The flop count quoted in Theorem 3.4.5 dominates the running time for least-squares solution via QR. Compared to the count from Theorem 3.2.7 for solution by the normal equations, the flops are essentially identical when \(m=n\), but the QR solution is about twice the cost when \(m\gg n\). The redeeming quality of the QR route is better stability, which we do not discuss here.
Exercises#
⌨ Find a Householder reflector \(\mathbf{P}\) such that
\[\begin{split}\mathbf{P} \begin{bmatrix} 2 \\ 9 \\ -6 \end{bmatrix} = \begin{bmatrix} 11\\0\\0 \end{bmatrix}.\end{split}\]✍ Prove the unfinished items in Theorem 3.4.2, namely that a Householder reflector \(\mathbf{P}\) is symmetric and orthogonal.
✍ Let \(\mathbf{P}\) be a Householder reflector as in (3.4.1).
(a) Find a vector \(\mathbf{u}\) such that \(\mathbf{P}\mathbf{u} = -\mathbf{u}\). (Fig. 3.4.1 may be of help.)
(b) What algebraic condition is necessary and sufficient for a vector \(\mathbf{x}\) to satisfy \(\mathbf{P}\mathbf{x}=\mathbf{x}\)? In \(n\) dimensions, how many such linearly independent vectors are there?
✍ Under certain circumstances, computing the vector \(\mathbf{v}\) in (3.4.4) could lead to subtractive cancellation, which is why line 12 of Function 3.4.4 reads as it does. Devise an example that causes subtractive cancellation if (3.4.4) is used.
✍ Suppose QR factorization is used to compute the solution of a square linear system, \(\mathbf{A}\mathbf{x}=\mathbf{b}\), i.e., let \(m=n\).
(a) Find an asymptotic flop count for this procedure, and compare it to the LU factorization algorithm.
(b) Show that \(\kappa_2(\mathbf{A}) = \kappa_2(\mathbf{R})\).
✍ Prove that \(\kappa_2(\mathbf{A})=\kappa_2(\mathbf{R})\) when \(\mathbf{A}\) is not square. (Be careful! You can’t take an inverse of \(\mathbf{A}\) or \(\mathbf{R}\).)
Another algorithmic technique for orthogonally introducing zeros into a matrix is the Givens rotation.
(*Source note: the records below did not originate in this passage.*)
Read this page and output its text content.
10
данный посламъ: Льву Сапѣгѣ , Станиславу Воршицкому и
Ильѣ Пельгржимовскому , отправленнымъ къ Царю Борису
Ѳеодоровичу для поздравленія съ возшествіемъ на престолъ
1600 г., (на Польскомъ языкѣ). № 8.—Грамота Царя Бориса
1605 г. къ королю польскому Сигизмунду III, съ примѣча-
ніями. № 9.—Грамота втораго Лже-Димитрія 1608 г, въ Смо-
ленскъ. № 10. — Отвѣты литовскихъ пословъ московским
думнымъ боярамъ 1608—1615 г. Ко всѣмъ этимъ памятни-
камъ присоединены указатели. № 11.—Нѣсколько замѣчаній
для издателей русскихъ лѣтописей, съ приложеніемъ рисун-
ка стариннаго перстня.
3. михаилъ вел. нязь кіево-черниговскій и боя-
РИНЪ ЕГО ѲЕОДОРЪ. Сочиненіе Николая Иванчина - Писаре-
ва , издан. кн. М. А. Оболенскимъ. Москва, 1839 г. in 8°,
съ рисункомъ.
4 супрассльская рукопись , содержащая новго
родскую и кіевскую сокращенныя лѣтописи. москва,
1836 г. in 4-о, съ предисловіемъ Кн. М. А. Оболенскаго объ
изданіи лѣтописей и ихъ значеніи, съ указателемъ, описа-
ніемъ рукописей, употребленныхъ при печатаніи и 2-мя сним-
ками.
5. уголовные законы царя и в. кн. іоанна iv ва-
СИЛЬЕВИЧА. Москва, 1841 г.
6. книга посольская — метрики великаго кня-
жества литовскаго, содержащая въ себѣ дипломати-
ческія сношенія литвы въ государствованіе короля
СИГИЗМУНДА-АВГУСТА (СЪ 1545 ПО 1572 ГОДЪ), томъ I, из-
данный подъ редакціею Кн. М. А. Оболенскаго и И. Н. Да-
Given a 2-vector \([\alpha,\, \beta]\), it defines an angle \(\theta\) such that
\[\begin{split}\begin{bmatrix} \cos(\theta) & \sin(\theta) \\ -\sin(\theta) & \cos(\theta) \end{bmatrix} \begin{bmatrix} \alpha \\ \beta \end{bmatrix} = \begin{bmatrix} \sqrt{\alpha^2 + \beta^2} \\ 0 \end{bmatrix}.\end{split}\](a) ✍ Given \(\alpha\) and \(\beta\), show how to compute \(\cos \theta\) and \(\sin \theta\) without evaluating any trig functions.
(b) ⌨ Given the vector \(\mathbf{z}=[1\;2\;3\;4\;5]^T\), use Julia to find a sequence of Givens rotations that transforms \(\mathbf{z}\) into the vector \(\| \mathbf{z} \|\mathbf{e}_1\). (Hint: You can operate only on pairs of elements at a time, introducing a zero at the lower of the two positions.)
✍ Derive the result of Theorem 3.4.5 by analyzing Function 3.4.4 without lines 20–22.
✍ Suppose \(m=Kn\) for constant \(K \ge 1\) as both \(m\) and \(n\) go to infinity. Show that the flop counts from Theorem 3.4.5 and Theorem 3.2.7 have a ratio of 1 when \(K=1\) and approaches 2 as \(K\to \infty\).